I have said before that mental health commitments are not ‘optional extras’ for local areas. I am committed to making sure that the money invested in mental health reaches the services you use. I also know that your life is much wider than the NHS – we desperately need to value social care. Wider society too must understand its own vital role and responsibility in people’s lives.
As the leader in Mental Health, you may assume I only have a ‘birds-eye’ eye of what is happening around the country, but the truth is that I visit local areas regularly and the message is loud and clear – mental health is the priority, and change is happening, for the better. I am determined.
Mark Winstanley, CEO of Rethink Mental Illness: As the Chief Executive of Rethink Mental Illness, I am also determined. I am determined to make sure this once-in-a-generation chance to improve services for people severely affected by mental illness is delivered – but we need wider non-health sectors to get involved to help make it a success.
This is the most exciting opportunity in public policy I have seen in my three decades with Rethink Mental Illness. For the first time, ambitious plans have now been set out in the NHS Long-term plan to transform community services for people severely affected by mental illness and ensure 370,000 people have more choice and control over their care.
I have therefore made it a number one priority for us to work closely with Claire and her team, as well as local commissioners and providers to ensure these ambitions are delivered in full. But we cannot let the huge amount of expertise and hard work, not to mention funding, that’s gone into this plan, not be delivered to its full potential because of wider issues.

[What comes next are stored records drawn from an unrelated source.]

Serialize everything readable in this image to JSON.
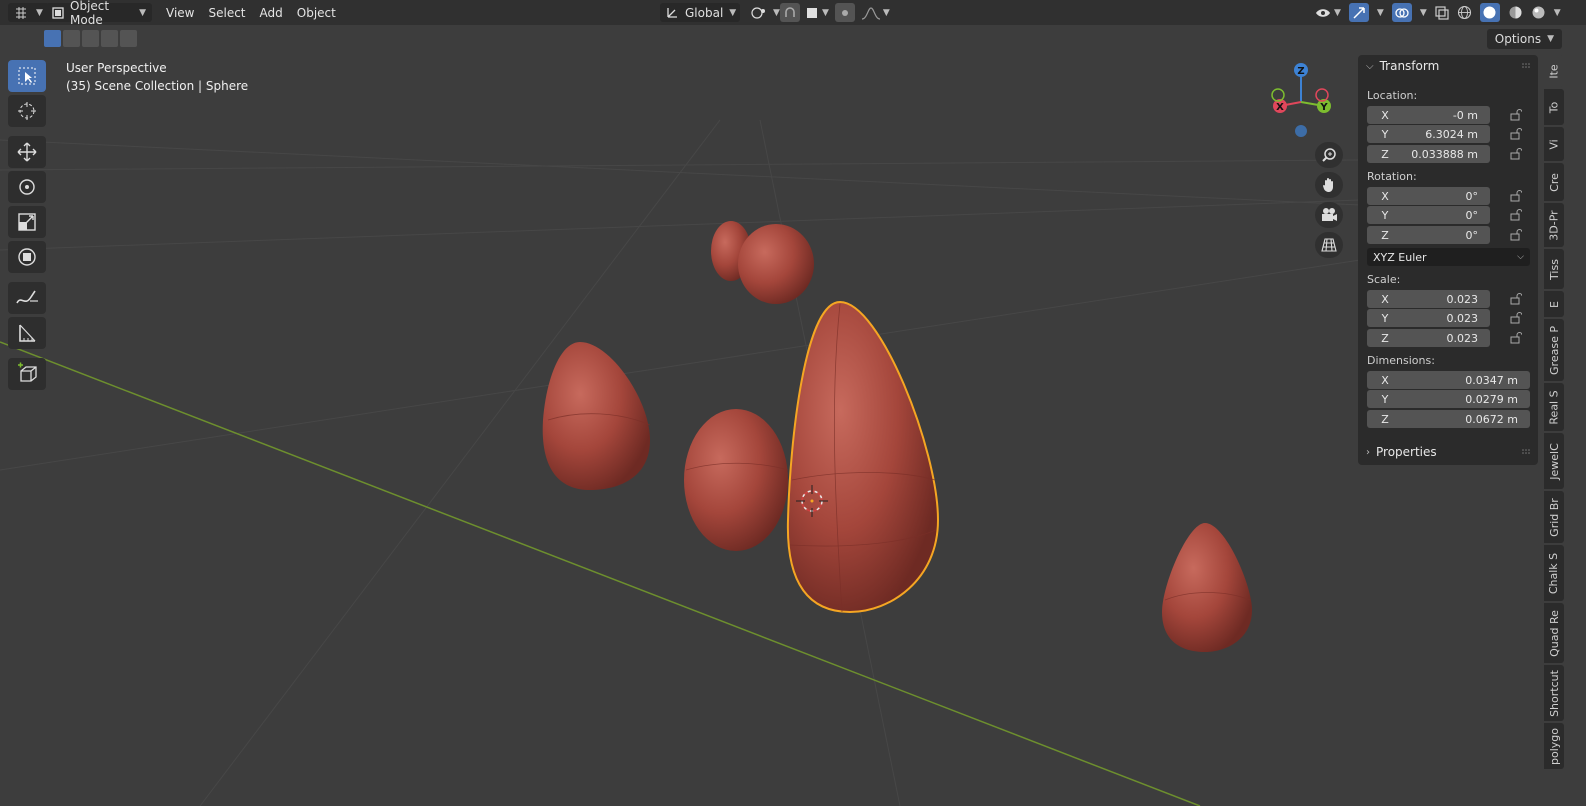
{
  "header": {
    "editor_type_icon": "cursor-grid-icon",
    "mode": "Object Mode",
    "menus": [
      "View",
      "Select",
      "Add",
      "Object"
    ],
    "transform_orientation": "Global",
    "options_label": "Options"
  },
  "viewport": {
    "perspective": "User Perspective",
    "collection": "(35) Scene Collection | Sphere"
  },
  "gizmo": {
    "x": "X",
    "y": "Y",
    "z": "Z",
    "colors": {
      "x": "#e0475b",
      "y": "#7dbd2f",
      "z": "#3d82d4"
    }
  },
  "toolbar": {
    "tools": [
      "select-box-icon",
      "cursor-icon",
      "move-icon",
      "rotate-icon",
      "scale-icon",
      "transform-icon",
      "annotate-icon",
      "measure-icon",
      "add-cube-icon"
    ]
  },
  "npanel": {
    "title": "Transform",
    "location_label": "Location:",
    "location": [
      {
        "axis": "X",
        "value": "-0 m"
      },
      {
        "axis": "Y",
        "value": "6.3024 m"
      },
      {
        "axis": "Z",
        "value": "0.033888 m"
      }
    ],
    "rotation_label": "Rotation:",
    "rotation": [
      {
        "axis": "X",
        "value": "0°"
      },
      {
        "axis": "Y",
        "value": "0°"
      },
      {
        "axis": "Z",
        "value": "0°"
      }
    ],
    "rotation_mode": "XYZ Euler",
    "scale_label": "Scale:",
    "scale": [
      {
        "axis": "X",
        "value": "0.023"
      },
      {
        "axis": "Y",
        "value": "0.023"
      },
      {
        "axis": "Z",
        "value": "0.023"
      }
    ],
    "dimensions_label": "Dimensions:",
    "dimensions": [
      {
        "axis": "X",
        "value": "0.0347 m"
      },
      {
        "axis": "Y",
        "value": "0.0279 m"
      },
      {
        "axis": "Z",
        "value": "0.0672 m"
      }
    ],
    "properties_title": "Properties"
  },
  "tabs": [
    "Ite",
    "To",
    "Vi",
    "Cre",
    "3D-Pr",
    "Tiss",
    "E",
    "Grease P",
    "Real S",
    "JewelC",
    "Grid Br",
    "Chalk S",
    "Quad Re",
    "Shortcut",
    "polygo"
  ],
  "colors": {
    "accent": "#4772b3",
    "selection_outline": "#f5a623",
    "mesh": "#a5483d",
    "x_axis_line": "#6d8f2e"
  }
}
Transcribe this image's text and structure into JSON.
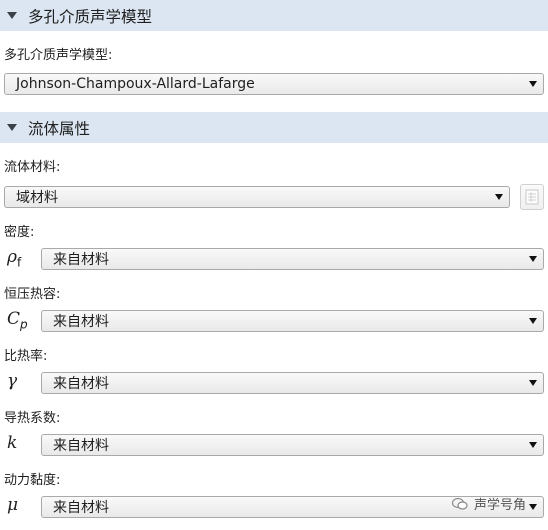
{
  "sections": {
    "porous_model": {
      "title": "多孔介质声学模型"
    },
    "fluid_props": {
      "title": "流体属性"
    }
  },
  "porous_model": {
    "label": "多孔介质声学模型:",
    "selected": "Johnson-Champoux-Allard-Lafarge"
  },
  "fluid": {
    "material_label": "流体材料:",
    "material_selected": "域材料",
    "properties": [
      {
        "label": "密度:",
        "symbol": "ρ",
        "subscript": "f",
        "value": "来自材料"
      },
      {
        "label": "恒压热容:",
        "symbol": "C",
        "subscript": "p",
        "value": "来自材料"
      },
      {
        "label": "比热率:",
        "symbol": "γ",
        "subscript": "",
        "value": "来自材料"
      },
      {
        "label": "导热系数:",
        "symbol": "k",
        "subscript": "",
        "value": "来自材料"
      },
      {
        "label": "动力黏度:",
        "symbol": "μ",
        "subscript": "",
        "value": "来自材料"
      }
    ]
  },
  "watermark": {
    "text": "声学号角"
  },
  "colors": {
    "header_bg": "#dbe6f2",
    "combo_border": "#a9a9a9"
  },
  "icons": {
    "section_toggle": "triangle-down-icon",
    "dropdown": "chevron-down-icon",
    "material_browser": "table-icon",
    "watermark": "wechat-icon"
  }
}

One vital factor, for example, is ensuring everyone has a safe place to call home. We hear from NHS Trusts and CCGs all the time about the fact that they know a population of their patients in hospital would be much better treated in the community but until they can find them supported housing, due to a severe shortage in supply, they have to remain in expensive beds. Most importantly, it isn’t right for patients, whose mental health is undermined by issues that could be addressed with the right supported housing.
These new community models are all about wrapping support for people’s holistic needs around them, whether it’s clinical, practical or financial. That’s we why need non-health sectors to get involved as well – from housing organisations to employers to charities providing debt advice.
We need to see the wider social determinants of mental ill health being addressed, we all have a part to play in this.
In summary, there’s a huge amount to do, but also a lot to be excited about and I and all my colleagues at Rethink Mental Illness are really pleased to be working with NHS England and convening all sectors together to ensure ambitions are delivered. Only then will people severely affected by mental illness receive the right care at the right time.